The Revolution of 1830 overthrew the Bourbon king Charles X and put the Orléanist Louis-Philippe on the throne. Tocqueville reluctantly took a loyalty oath to keep his job. This placed him in a difficult position with his pro-Bourbon family and relatives, who thought his actions treasonous. But his oath did nothing to allay the regime's mistrust of him. This suspicion was not unwarranted; in 1832 some of Tocqueville's relatives would be involved in a plot to overthrow Louis-Philippe. Beaumont fell under suspicion for similar reasons. He and Tocqueville therefore sought a pretext to leave the country for a while.

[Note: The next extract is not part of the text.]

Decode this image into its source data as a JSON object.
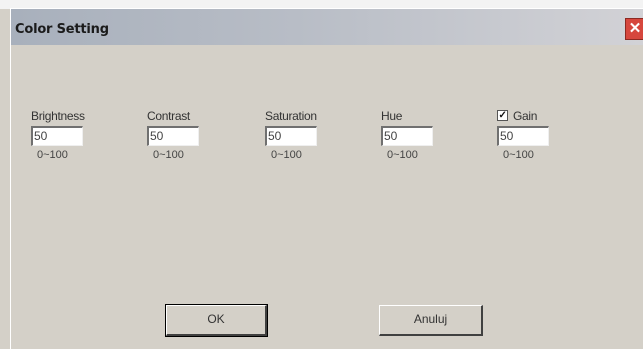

Fortunately for them, a shift was taking place, not only in politics but also in penal practices: torture and public executions were being replaced by efforts to rehabilitate criminals. The United States was seen as a vast social laboratory, in which prison experiments were being conducted that might profit France. Tocqueville and Beaumont were therefore able to convince their supervisors to grant them a leave of absence to travel to the United States to study American prisons.It's interesting that was his reason for coming. The shift to rehabilitation is something we've discussed from time to time; it turned out to be based on theories of psychology that hold no water at all. Sadly, if anyone followed the American model of prisons, they made a detour into an expensive new way of failing to solve the problem.
They're subject to an additional complaint, which is that they were probably worse forms of torture than the ones they replaced. Prisoners were forced to remain silent twenty-four hours a day, and kept in solitary confinement when they weren't working in gangs: they were also lashed regularly. The stated point was to "break down their sense of self," so they would be easy to reform. It's roughly the idea later mocked by A Clockwork Orange, but before the advent of psychoactive drugs.
So it turns out that Tocqueville came to learn about something we did poorly but were reputed to do well, and ended up learning about (and writing about) something we did well in fact. That shows a good judgment.